Arteriosclerosis, Thrombosis, and Vascular Biology. 1996; 16: 1383-1387
The Association of Hyperestrogenemia With Coronary Thrombosis in Men
Gerald B. Phillips; Bruce H. Pinkernell; Tian-Yi Jing
Both hyperestrogenemia and hypotestosteronemia have been reported in association with myocardial infarction (MI) in men. It was previously observed that the serum testosterone concentration correlated negatively with the degree of coronary artery disease (CAD) in men who had never had a known MI. The present study investigated the relationship of sex hormone levels to the thrombotic component of MI by comparing these levels in 18 men who had had an MI (ie, thrombosis) and 50 men with no history of MI (ie, no thrombosis) whose degree of CAD was in the same range. The mean degree of CAD, age, and body mass index in these two groups was not significantly different. The mean serum estradiol level in the men who had had an MI (38.5±8.8 pg/mL) was higher (P=.002) than the level in the men who had not had an MI (31.9±7.1 pg/mL). The mean levels of testosterone, free testosterone, sex hormone–binding globulin, insulin, dehydroepiandrosterone sulfate, cholesterol, HDL cholesterol, and systolic and diastolic blood pressure did not differ significantly. Estradiol was the only variable measured that showed a significant relationship to MI (P<.003 by multivariate logistic regression). These findings suggest that hyperestrogenemia may be related to the thrombosis of MI.
Am J Med. 1983 May;74(5):863-9.
Association of hyperestrogenemia and coronary heart disease in men in the Framingham cohort.
Phillips GB, Castelli WP, Abbott RD, McNamara PM.
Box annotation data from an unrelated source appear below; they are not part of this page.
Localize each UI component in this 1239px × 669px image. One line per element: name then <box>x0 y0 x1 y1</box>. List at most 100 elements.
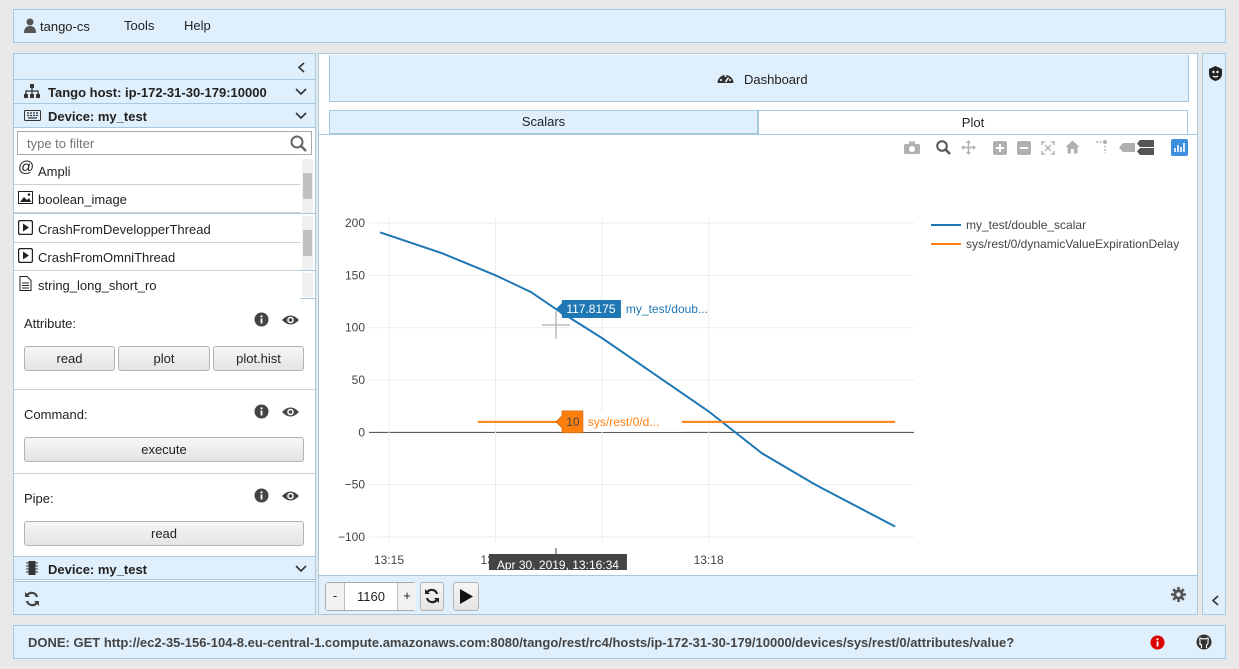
hover-time-label: Apr 30, 2019, 13:16:34 <box>497 558 619 570</box>
plot-controls: - 1160 + <box>319 575 1197 614</box>
chevron-down-icon[interactable] <box>295 109 307 121</box>
at-icon: @ <box>18 159 35 176</box>
eye-icon[interactable] <box>281 406 300 418</box>
pipe-list: string_long_short_ro <box>14 271 315 299</box>
y-tick-label: 150 <box>345 268 365 282</box>
y-tick-label: 100 <box>345 321 365 335</box>
autoscale-icon[interactable] <box>1041 141 1055 155</box>
pan-icon[interactable] <box>961 140 976 155</box>
status-text: DONE: GET http://ec2-35-156-104-8.eu-cen… <box>28 635 1015 650</box>
play-button[interactable] <box>453 582 479 611</box>
eye-icon[interactable] <box>281 490 300 502</box>
tango-host-label: Tango host: ip-172-31-30-179:10000 <box>48 85 267 100</box>
scrollbar[interactable] <box>302 159 313 213</box>
hover-compare-icon[interactable] <box>1137 139 1154 156</box>
y-tick-label: −50 <box>345 478 366 492</box>
chip-icon <box>26 561 38 575</box>
left-collapse-bar <box>14 54 315 80</box>
info-icon[interactable] <box>254 312 269 327</box>
info-icon[interactable] <box>254 488 269 503</box>
read-pipe-button[interactable]: read <box>24 521 304 546</box>
tango-logo-icon[interactable] <box>1209 66 1222 81</box>
pipe-section: Pipe: read <box>14 474 315 556</box>
chevron-down-icon[interactable] <box>295 562 307 574</box>
hover-series-label: my_test/doub... <box>626 302 708 316</box>
play-square-icon <box>18 248 33 263</box>
y-tick-label: 200 <box>345 216 365 230</box>
main-panel: Dashboard Scalars Plot 200 150 100 50 0 −50 −1… <box>318 53 1198 615</box>
hover-series-label: sys/rest/0/d... <box>588 415 659 429</box>
attribute-list: @ Ampli boolean_image <box>14 157 315 214</box>
bottom-device-label: Device: my_test <box>48 562 147 577</box>
sitemap-icon <box>24 84 40 98</box>
device-header-bottom[interactable]: Device: my_test <box>14 556 315 580</box>
x-tick-label: 13:18 <box>694 553 724 567</box>
y-tick-label: 0 <box>358 425 365 439</box>
list-item-pipe[interactable]: string_long_short_ro <box>14 271 300 299</box>
plot-button[interactable]: plot <box>118 346 210 371</box>
hover-closest-icon[interactable] <box>1119 142 1135 153</box>
scrollbar[interactable] <box>302 216 313 270</box>
chevron-left-icon[interactable] <box>297 62 305 73</box>
info-icon[interactable] <box>254 404 269 419</box>
series-line <box>379 231 896 528</box>
gear-icon[interactable] <box>1171 587 1186 602</box>
list-item-command[interactable]: CrashFromOmniThread <box>14 243 300 271</box>
device-header[interactable]: Device: my_test <box>14 104 315 128</box>
execute-button[interactable]: execute <box>24 437 304 462</box>
zoom-out-icon[interactable] <box>1017 141 1031 155</box>
spike-lines-icon[interactable] <box>1095 140 1109 154</box>
zoom-in-icon[interactable] <box>993 141 1007 155</box>
user-menu[interactable]: tango-cs <box>40 19 90 34</box>
keyboard-icon <box>24 110 41 121</box>
image-icon <box>18 191 33 204</box>
list-item-command[interactable]: CrashFromDevelopperThread <box>14 215 300 243</box>
device-label: Device: my_test <box>48 109 147 124</box>
read-attribute-button[interactable]: read <box>24 346 115 371</box>
list-item-attribute[interactable]: @ Ampli <box>14 157 300 185</box>
github-icon[interactable] <box>1196 634 1212 650</box>
tango-host-header[interactable]: Tango host: ip-172-31-30-179:10000 <box>14 80 315 104</box>
window-size-input[interactable]: 1160 <box>345 583 397 610</box>
y-tick-label: −100 <box>338 530 365 544</box>
plotly-logo-icon[interactable] <box>1171 139 1188 156</box>
status-bar: DONE: GET http://ec2-35-156-104-8.eu-cen… <box>13 625 1226 659</box>
dashboard-header: Dashboard <box>329 55 1189 102</box>
plot-modebar <box>899 138 1189 158</box>
plot-chart[interactable]: 200 150 100 50 0 −50 −100 13:15 Apr 30, 2019 13:1… <box>319 160 1197 570</box>
home-icon[interactable] <box>1065 140 1080 154</box>
chevron-down-icon[interactable] <box>295 85 307 97</box>
hover-value: 117.8175 <box>566 302 615 316</box>
error-icon[interactable] <box>1150 635 1165 650</box>
pipe-label: Pipe: <box>24 491 54 506</box>
increment-button[interactable]: + <box>397 583 416 610</box>
left-panel: Tango host: ip-172-31-30-179:10000 Devic… <box>13 53 316 615</box>
attribute-section: Attribute: read plot plot.hist <box>14 299 315 390</box>
eye-icon[interactable] <box>281 314 300 326</box>
legend-label: sys/rest/0/dynamicValueExpirationDelay <box>966 237 1179 251</box>
tab-plot[interactable]: Plot <box>758 110 1188 135</box>
hover-value: 10 <box>566 415 580 429</box>
command-label: Command: <box>24 407 88 422</box>
decrement-button[interactable]: - <box>326 583 345 610</box>
camera-icon[interactable] <box>904 141 920 154</box>
list-item-attribute[interactable]: boolean_image <box>14 185 300 213</box>
chevron-left-icon[interactable] <box>1211 595 1219 606</box>
filter-input[interactable] <box>18 132 288 154</box>
top-bar: tango-cs Tools Help <box>13 9 1226 43</box>
left-footer <box>14 581 315 614</box>
search-icon[interactable] <box>290 135 307 152</box>
x-tick-label: 13:15 <box>374 553 404 567</box>
refresh-icon[interactable] <box>24 591 40 607</box>
refresh-plot-button[interactable] <box>420 582 444 611</box>
user-icon <box>24 18 36 33</box>
menu-tools[interactable]: Tools <box>124 18 154 33</box>
tab-scalars[interactable]: Scalars <box>329 110 758 134</box>
file-text-icon <box>19 276 32 291</box>
menu-help[interactable]: Help <box>184 18 211 33</box>
plot-hist-button[interactable]: plot.hist <box>213 346 304 371</box>
zoom-icon[interactable] <box>936 140 951 155</box>
page-title: Dashboard <box>744 72 808 87</box>
scrollbar[interactable] <box>302 273 313 297</box>
refresh-icon <box>425 588 439 604</box>
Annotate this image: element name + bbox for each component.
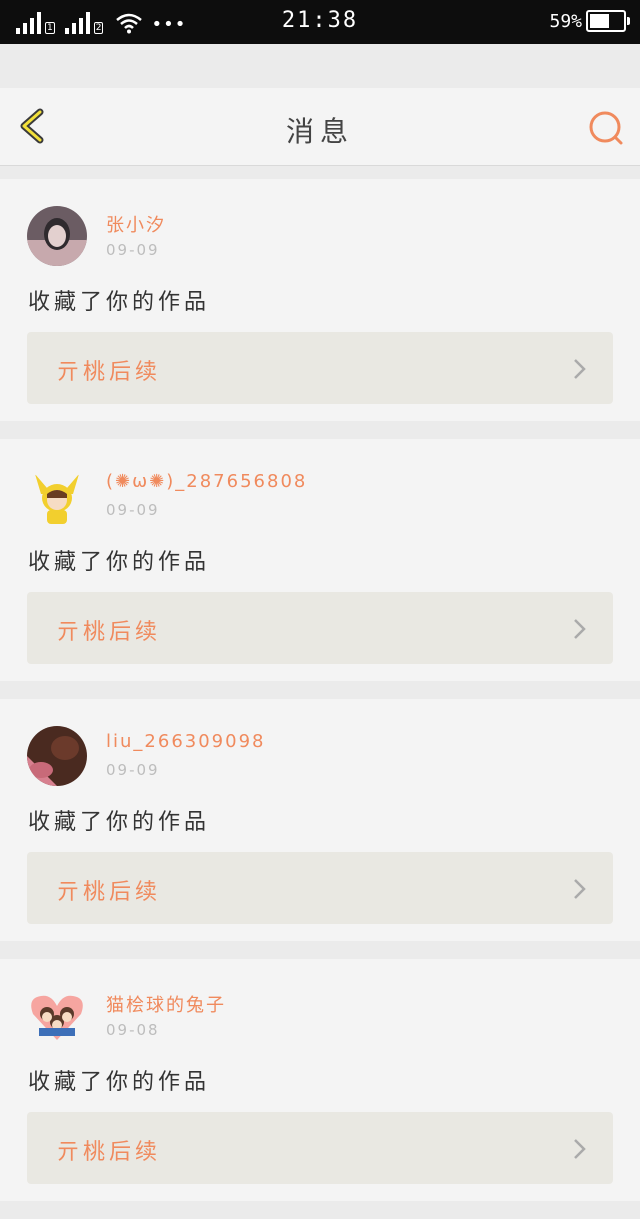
username[interactable]: liu_266309098 <box>106 731 265 752</box>
action-text: 收藏了你的作品 <box>28 1070 211 1095</box>
chevron-right-icon <box>574 359 586 379</box>
message-date: 09-09 <box>106 241 160 259</box>
username[interactable]: 猫桧球的兔子 <box>106 991 226 1017</box>
message-date: 09-09 <box>106 761 160 779</box>
page-title: 消息 <box>285 115 354 148</box>
user-avatar[interactable] <box>27 206 87 266</box>
status-bar: 1 2 ••• 21:38 59% <box>0 0 640 44</box>
action-text: 收藏了你的作品 <box>28 290 211 315</box>
username[interactable]: (✺ω✺)_287656808 <box>106 471 307 492</box>
work-link[interactable]: 亓桃后续 <box>27 592 613 664</box>
work-title: 亓桃后续 <box>57 360 162 385</box>
chevron-right-icon <box>574 879 586 899</box>
work-title: 亓桃后续 <box>57 880 162 905</box>
battery-icon <box>586 10 630 32</box>
clock: 21:38 <box>281 8 359 33</box>
action-text: 收藏了你的作品 <box>28 550 211 575</box>
message-card: 张小汐 09-09 收藏了你的作品 亓桃后续 <box>0 179 640 421</box>
chevron-right-icon <box>574 619 586 639</box>
message-card: (✺ω✺)_287656808 09-09 收藏了你的作品 亓桃后续 <box>0 439 640 681</box>
battery-percent: 59% <box>549 10 582 32</box>
work-link[interactable]: 亓桃后续 <box>27 332 613 404</box>
message-date: 09-09 <box>106 501 160 519</box>
nav-bar: 消息 <box>0 88 640 166</box>
battery-area: 59% <box>549 10 630 32</box>
message-feed: 张小汐 09-09 收藏了你的作品 亓桃后续 (✺ω✺)_287656808 0… <box>0 179 640 1219</box>
work-title: 亓桃后续 <box>57 1140 162 1165</box>
chevron-right-icon <box>574 1139 586 1159</box>
user-avatar[interactable] <box>27 986 87 1046</box>
message-date: 09-08 <box>106 1021 160 1039</box>
work-title: 亓桃后续 <box>57 620 162 645</box>
battery-fill <box>590 14 610 28</box>
username[interactable]: 张小汐 <box>106 211 166 237</box>
work-link[interactable]: 亓桃后续 <box>27 852 613 924</box>
work-link[interactable]: 亓桃后续 <box>27 1112 613 1184</box>
action-text: 收藏了你的作品 <box>28 810 211 835</box>
search-icon[interactable] <box>586 108 626 148</box>
message-card: liu_266309098 09-09 收藏了你的作品 亓桃后续 <box>0 699 640 941</box>
user-avatar[interactable] <box>27 466 87 526</box>
message-card: 猫桧球的兔子 09-08 收藏了你的作品 亓桃后续 <box>0 959 640 1201</box>
user-avatar[interactable] <box>27 726 87 786</box>
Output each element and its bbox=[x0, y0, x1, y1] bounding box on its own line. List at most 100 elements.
The serum levels of estradiol and testosterone as well as established risk factors for coronary heart disease were estimated in 61 men (mean age 70.0 +/- 6.4 [SD] years) with coronary heart disease and in 61 matched control subjects enrolled in the Framingham Heart Study. The mean serum estradiol level was significantly higher in the subjects with coronary disease (p = 0.011). This difference in estradiol level increased with the exclusion of subjects older than 75 years (p less than 0.001). The mean serum testosterone level was not significantly different. None of the established risk factors for coronary heart disease was different between subjects with coronary disease and control subjects except blood glucose level, which was higher in the subjects with coronary disease (p = 0.025). We conclude that hyperestrogenemia is an important correlate of coronary heart disease in men.